Supongo que solamente tardó unos minutos en abrir, aunque a mí me pareció una eternidad, sin embargo, al abrir la puerta y verla sonreír mis temores desaparecieron, nos abrazamos y sentí que estaba en buenas manos.

Entré en un recibidor luminoso, bañado por el sol que se colaba por una ventana cuadrada, al lado un armario empotrado con un espejo en la puerta, en una pequeña mesa de madera una vela desprendía un suave aroma a lavanda. Mientras observaba la sala ella me explicaba:

  • Eran tres viviendas juntas y las chicas que lo habían alquilado le pidieron permiso a la propietaria para hacer obras y juntarlas en una sola casa. Digamos que la residencia va cambiando de inquilinas, pero la propietaria no pone ningún problema mientras las personas que vivan aquí sean responsables.

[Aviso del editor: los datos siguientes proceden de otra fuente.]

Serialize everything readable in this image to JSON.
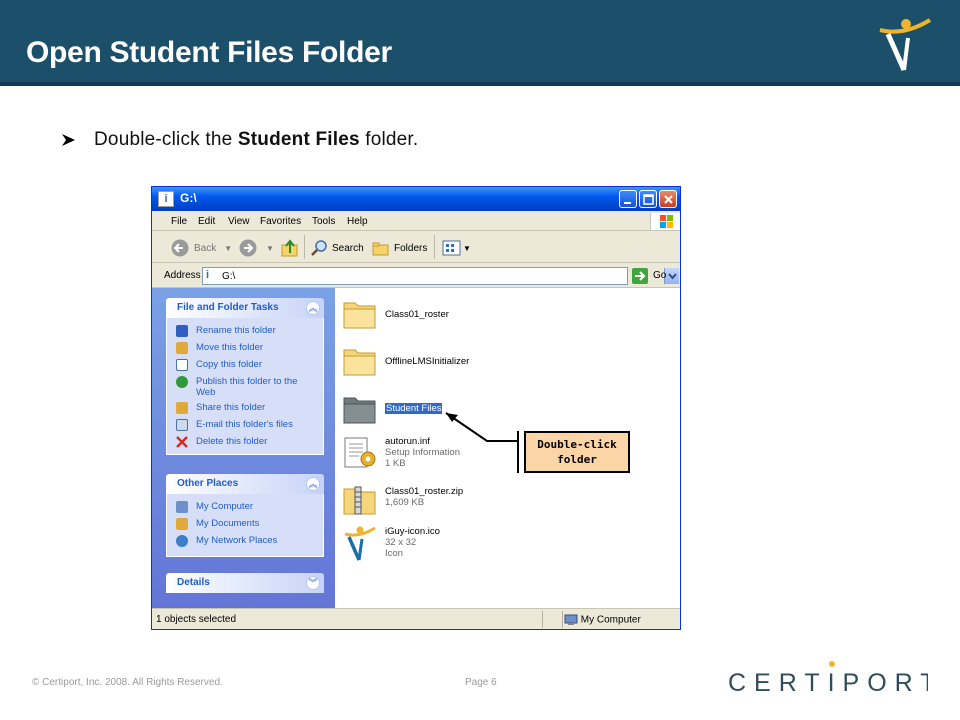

Caminamos por un largo pasillo con las paredes pintadas de blanco, decoradas con dibujos y acuarelas pintadas por algunas de las inquilinas que habían pasado por la residencia. Me fijé en que cada habitación estaba decorada con estilo y sencillez. Entramos en la cocina, una amplia y luminosa estancia, equipada con todos los aparatos necesarios, incluso un frigorífico de dos puertas con dispensador de hielo incorporado. Una gran mesa de madera en el centro con bancos y taburetes.

En el cuarto de baño había varios lavabos con espejo, como si se tratase de un área de servicio de una autopista. En otra zona había varias duchas y en una habitación aparte una bañera redonda de hidromasaje.

Estaba impresionada por la decoración cálida y agradable, a la vez que no faltaba el más mínimo detalle, deseaba quedarme a vivir en la residencia inmediatamente, sin embargo, temía que mi pequeña renta no me permitiese pagarme la estancia.

Aunque estaba concentrada intentando encontrar la manera de pagar el importe que todavía no me había comunicado, advertí que no había puertas, solamente la que protegía la entrada, así que, a pesar de mi timidez, me atreví a preguntar:

  • ¿Por qué no hay ninguna puerta en toda la residencia?
  • Esta es una de las normas de convivencia. Ahora te explicaré cómo funciona y deberás decidir si aceptas y te quedas o te marchas y aquí no ha pasado nada. Las reglas son las siguientes:
  • No hay puertas porque no hay secretos entre las residentes.
  • Los bienes materiales podrán ser utilizados por cualquiera de nosotras.
  • Cada una aportará la cantidad de dinero que su economía le permita, sin que ello afecte al resto de normas de convivencia.
  • No se aceptan visitas masculinas en la residencia.
  • Para ser aceptada en la comunidad es necesario pasar la prueba de la bañera y la cama redonda.
  • Imprescindible el respeto y la tolerancia por las demás.
  • Me parece correcto. Acepto las normas – consentí encantada.
  • Perfecto, entonces ya puedes preparar tus maletas para instalarte cuando quieras – respondió con una sonrisa traviesa que me hizo dudar un momento si estaba haciendo lo correcto.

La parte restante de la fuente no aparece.